A nurse is setting up a sterile field to perform wound irrigation for a client. Which of the following actions should the nurse take when pouring the sterile solution?
- A. Remove the cap and place it sterile-side up on a clean surface.
- B. Place sterile gauze over areas of spilled solution within the sterile field.
- C. Hold the bottle in the center of the sterile field when pouring the solution.
- D. Hold the irrigation solution bottle with the label facing away from the palm of the hand.
Correct Answer: A
Rationale: The correct answer is A because when setting up a sterile field, it is essential to maintain sterility. By removing the cap and placing it sterile-side up on a clean surface, the nurse ensures that the inside of the cap, which will come in contact with the solution, remains sterile. Placing the cap sterile-side up prevents contamination and maintains the integrity of the sterile field.
Choices B, C, and D are incorrect. Placing sterile gauze over spilled solution does not address the primary concern of maintaining sterility. Holding the bottle in the center of the sterile field or with the label facing away from the palm does not directly impact the sterility of the solution. Therefore, they are not the best actions to take when pouring the sterile solution during wound irrigation.

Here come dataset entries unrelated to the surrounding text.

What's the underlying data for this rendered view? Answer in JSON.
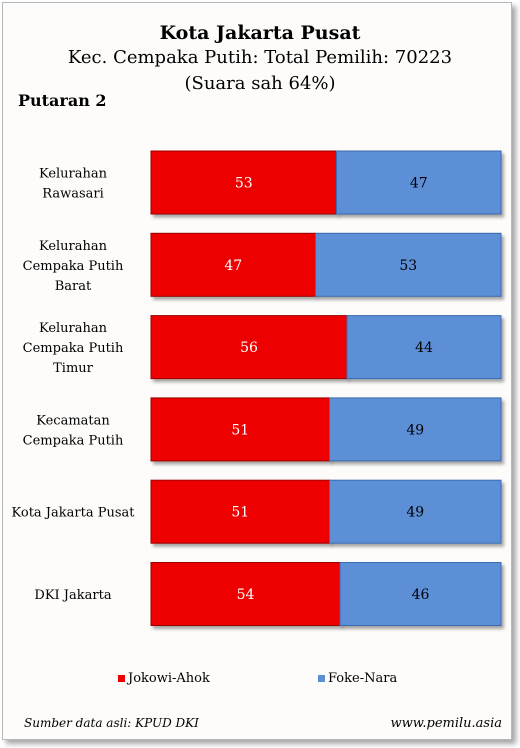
{
  "header": {
    "title": "Kota Jakarta Pusat",
    "subtitle": "Kec. Cempaka Putih: Total Pemilih: 70223",
    "subtitle2": "(Suara sah 64%)",
    "round": "Putaran 2"
  },
  "chart_data": {
    "type": "bar",
    "orientation": "horizontal",
    "stacked": true,
    "categories": [
      [
        "Kelurahan",
        "Rawasari"
      ],
      [
        "Kelurahan",
        "Cempaka Putih",
        "Barat"
      ],
      [
        "Kelurahan",
        "Cempaka Putih",
        "Timur"
      ],
      [
        "Kecamatan",
        "Cempaka Putih"
      ],
      [
        "Kota Jakarta Pusat"
      ],
      [
        "DKI Jakarta"
      ]
    ],
    "series": [
      {
        "name": "Jokowi-Ahok",
        "color": "#ee0000",
        "values": [
          53,
          47,
          56,
          51,
          51,
          54
        ]
      },
      {
        "name": "Foke-Nara",
        "color": "#5b8fd6",
        "values": [
          47,
          53,
          44,
          49,
          49,
          46
        ]
      }
    ],
    "xlim": [
      0,
      100
    ],
    "legend_position": "bottom",
    "grid": false
  },
  "footer": {
    "source": "Sumber data asli: KPUD DKI",
    "site": "www.pemilu.asia"
  }
}
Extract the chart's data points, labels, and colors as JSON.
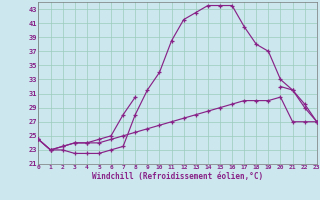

A nurse is caring for a client who is postoperative and refuses to use an incentive spirometer following major abdominal surgery. Which of the following actions is the nurse's priority?
- A. Request that a respiratory therapist discuss the technique for incentive spirometry with the client.
- B. Determine the reasons why the client is refusing to use the incentive spirometer.
- C. Document the client's refusal to participate in health restorative activities.
- D. Administer a pain medication to the client.
Correct Answer: B
Rationale: The correct answer is B: Determine the reasons why the client is refusing to use the incentive spirometer. The priority is to assess the client's reasons for refusal to address any barriers preventing compliance, such as fear, pain, or lack of understanding. Understanding the client's perspective can help tailor interventions and address concerns effectively. Requesting a respiratory therapist (choice A) or administering pain medication (choice D) can be secondary once the client's reasons are identified. Simply documenting the refusal (choice C) without addressing the underlying cause does not promote client-centered care.
A nurse is reinforcing teaching about advance directives with a client who has end-stage renal disease. Which of the following client statements indicates an understanding of the teaching?
- A. I know that I can change my advance directives if needed in the future.
- B. My healthcare proxy will make decisions as soon as I sign the power of attorney.
- C. My family can overrule the decisions made by my healthcare proxy.
- D. Advance directives from one state are valid in any other state.
Correct Answer: A
Rationale: Rationale: Option A is correct because it shows the client understands that advance directives can be modified. This is crucial as preferences may change over time. Option B is incorrect as the healthcare proxy only makes decisions when the client cannot. Option C is incorrect as the healthcare proxy's decisions are legally binding. Option D is incorrect because advance directives must comply with state laws and may not be universally recognized.